Either way, you want a Target branch whose standalone statements replicate the target’s standalone results.

3

Represent the acquisition accounting

Decide the level of detail you want for acquisition accounting. Model Reef does not implement full purchase accounting, but you can represent the key effects.

Typical items:

  • Payment of purchase price.

  • New debt or equity raised to fund the deal.

  • High level goodwill and revaluation if you want a simple balance sheet representation.

In the combined model:

  • Create an Equity variable or Liability variable for funding, for example:

    • Equity - Acquisition Raise

    • Debt - Acquisition Loan

  • Create a Dividend from the Buyer or a simple Equity injection out of the group to represent the purchase price outflow, for example:

    • Acquisition Consideration Paid as a Dividend or Opex style adjustment.

  • If you want goodwill to appear:

    • Create an Asset variable for Goodwill equal to purchase price minus the net book value of Target’s identifiable net assets.

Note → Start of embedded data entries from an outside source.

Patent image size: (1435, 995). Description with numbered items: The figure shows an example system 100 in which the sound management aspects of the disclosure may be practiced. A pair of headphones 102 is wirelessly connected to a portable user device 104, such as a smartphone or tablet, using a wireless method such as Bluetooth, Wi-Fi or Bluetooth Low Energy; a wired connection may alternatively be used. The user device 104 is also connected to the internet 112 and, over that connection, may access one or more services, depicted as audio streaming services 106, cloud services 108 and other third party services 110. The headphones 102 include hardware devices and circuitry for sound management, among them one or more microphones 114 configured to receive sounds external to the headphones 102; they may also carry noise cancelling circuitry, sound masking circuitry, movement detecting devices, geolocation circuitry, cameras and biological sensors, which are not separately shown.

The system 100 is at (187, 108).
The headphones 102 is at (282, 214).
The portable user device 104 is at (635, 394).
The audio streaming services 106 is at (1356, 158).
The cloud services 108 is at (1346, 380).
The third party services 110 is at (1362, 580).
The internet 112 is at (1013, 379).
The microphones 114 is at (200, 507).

Keep this as simple as you need for your use case.

4

Confirm standalone and consolidated views

In the combined model:

  • Check Buyer branch alone:

    • Filter reports to Buyer only.

    • Ensure its performance matches the original Buyer model, adjusted for acquisition funding if modelled at Buyer level.

  • Check Target branch alone:

    • Filter reports to Target.

    • Confirm that it matches the standalone Target behaviour.

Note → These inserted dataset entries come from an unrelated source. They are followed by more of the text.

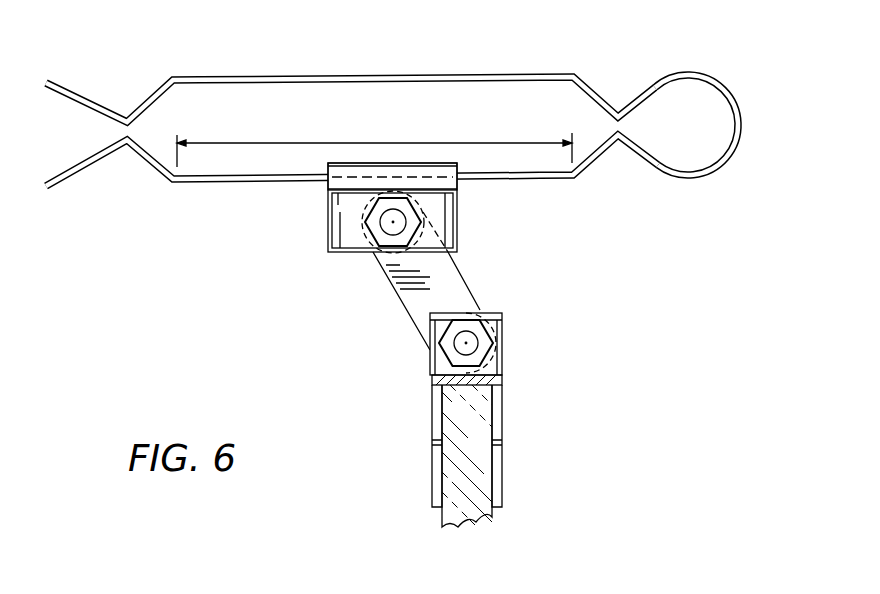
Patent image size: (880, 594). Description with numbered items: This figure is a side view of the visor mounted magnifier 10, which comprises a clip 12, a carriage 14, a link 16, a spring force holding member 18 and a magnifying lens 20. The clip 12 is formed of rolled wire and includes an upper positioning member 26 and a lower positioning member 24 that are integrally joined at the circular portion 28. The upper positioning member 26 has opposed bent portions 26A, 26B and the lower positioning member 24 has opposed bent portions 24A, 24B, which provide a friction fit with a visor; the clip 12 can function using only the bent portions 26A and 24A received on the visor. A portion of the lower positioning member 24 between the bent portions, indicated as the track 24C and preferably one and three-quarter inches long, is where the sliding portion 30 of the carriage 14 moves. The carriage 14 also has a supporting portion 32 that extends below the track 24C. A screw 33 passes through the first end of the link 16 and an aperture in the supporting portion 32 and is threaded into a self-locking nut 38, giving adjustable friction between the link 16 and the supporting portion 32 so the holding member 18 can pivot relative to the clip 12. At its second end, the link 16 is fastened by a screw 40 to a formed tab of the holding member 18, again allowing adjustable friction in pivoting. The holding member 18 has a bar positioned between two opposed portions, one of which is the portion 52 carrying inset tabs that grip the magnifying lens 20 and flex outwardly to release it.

The visor mounted magnifier 10 is at (713, 62).
The clip 12 is at (416, 139).
The carriage 14 is at (340, 209).
The link 16 is at (463, 280).
The spring force holding member 18 is at (504, 343).
The magnifying lens 20 is at (453, 467).
The lower positioning member 24 is at (220, 184).
The bent portion 24A is at (127, 143).
The bent portion 24B is at (620, 140).
The track 24C is at (352, 139).
The upper positioning member 26 is at (278, 80).
The bent portion 26A is at (128, 121).
The bent portion 26B is at (620, 115).
The circular portion 28 is at (739, 142).
The sliding portion 30 is at (393, 214).
The supporting portion 32 is at (352, 228).
The screw 33 is at (391, 232).
The self-locking nut 38 is at (407, 223).
The screw 40 is at (473, 340).
The opposed portion 52 is at (500, 418).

  • Check the group level:

    • Ensure Revenue, profit and cashflow equal the sum of Buyer and Target plus any group level adjustments.

    • Confirm Balance Sheet balances.

    • Verify Cash Waterfall reconciles.

5

Configure post acquisition valuation

At the group level:

  • Open Valuation settings.

  • Set:

    • WACC and equity discount rates appropriate for the combined entity.

    • Terminal value assumptions reflecting the post-acquisition profile.

  • Review valuation metrics:

    • FCFF, FCFE, NPV and IRR.

    • Equity outcomes if you have new capital structure assumptions.

This provides the post-transaction intrinsic value of the combined business.

6

Use alternative post acquisition scenarios

To test how different deal terms or integration outcomes affect the combined entity:

  • Duplicate the combined model to create scenarios, for example:

    • CombinedCo - Base Integration

    • CombinedCo - High Synergy

    • CombinedCo - Low Synergy

  • In each model adjust:

    • Purchase price.

    • Funding mix and leverage.

    • Integration costs and synergy variables.

Compare the resulting valuations and cashflows across these models.

Check your work

  • Buyer and Target branches are correctly populated and reconcile separately.

  • Group level statements equal the sum of Buyer and Target plus adjustments.

  • Acquisition funding flows and consideration are clearly represented.

  • Goodwill or other acquisition accounting simplifications are consistent and documented.

  • Post transaction valuation responds sensibly to changes in deal terms and synergies.

Troubleshooting

chevron-rightTarget results appear to be double countedhashtag

Confirm you have not also included Target’s data in the Buyer branch, and that mapping is limited to the Target branch.

chevron-rightGroup Balance Sheet does not balancehashtag

Check the acquisition entries, specifically the interaction between cash outflows, new debt or equity, and any goodwill asset created.

chevron-rightPost acquisition cash looks unrealistichashtag

Recheck acquisition funding timing, any large one-off integration costs, and synergy assumptions.